Some have wondered about race – that depends on the health problem. Some conditions have a genetic component and thus may put certain races at higher risk but in studies on youth homicide in the US, race has been shown to be irrelevant when you include socioeconomic class in the equation.
As you can see violence is a pretty complex problem to try and fix. So as a physician who believes that prevention is part of my job, I need to help tackle this problem from multiple levels. We need to look at this from the macro level and from a micro level.
We are fortunate in Manitoba to have access to an immense amount of data at the Manitoba Centre of Health Policy (MCHP). We are going to look at both the risk factors for our youth in Manitoba. Unfortunately, Manitoba is perhaps the best place in the country to examine this issue. Manitoba has the highest homicide rate in Canada, double the national average at 3.64 per 100,000. In Winnipeg there were 39 homicides in 2011, a record number ever recorded. Even more concerning is that over ½ involved youth. The data at MCHP will allow us to examine both the risk factors as well as some of the protective factors (i.e. why do some children do really well despite having all sorts of risk factors?)

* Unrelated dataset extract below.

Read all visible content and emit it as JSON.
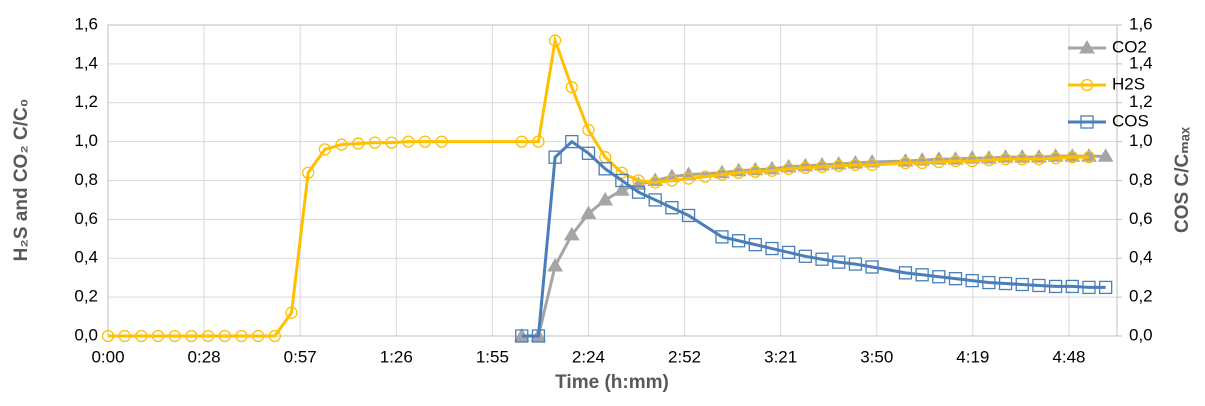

Additionally, we need to start helping those individual youth who come into our emergency departments with injuries due to violence avoid future violence. I am proposing a case management system where youth are met in the emergency department or hospital by a social worker who has “lived experience” – i.e. someone who has been in or close to a gang in their lives (someone who “gets” what they are going through). This social worker would provide them with case management and mentorship for a number of months as they try to help the youth make changes in their lives that will help them avoid future violence.
The injuries are costly. In Manitoba, estimates of total costs of interpersonal injury are $72 million annually (direct costs $32M, indirect costs $40M). Beyond the millions of dollars that might be spent on a single injured youth, there is also a huge emotional cost to the individual, their family, communities and society as a whole. So instead of viewing violence as purely a criminal issue we need to start finding ways to prevent it.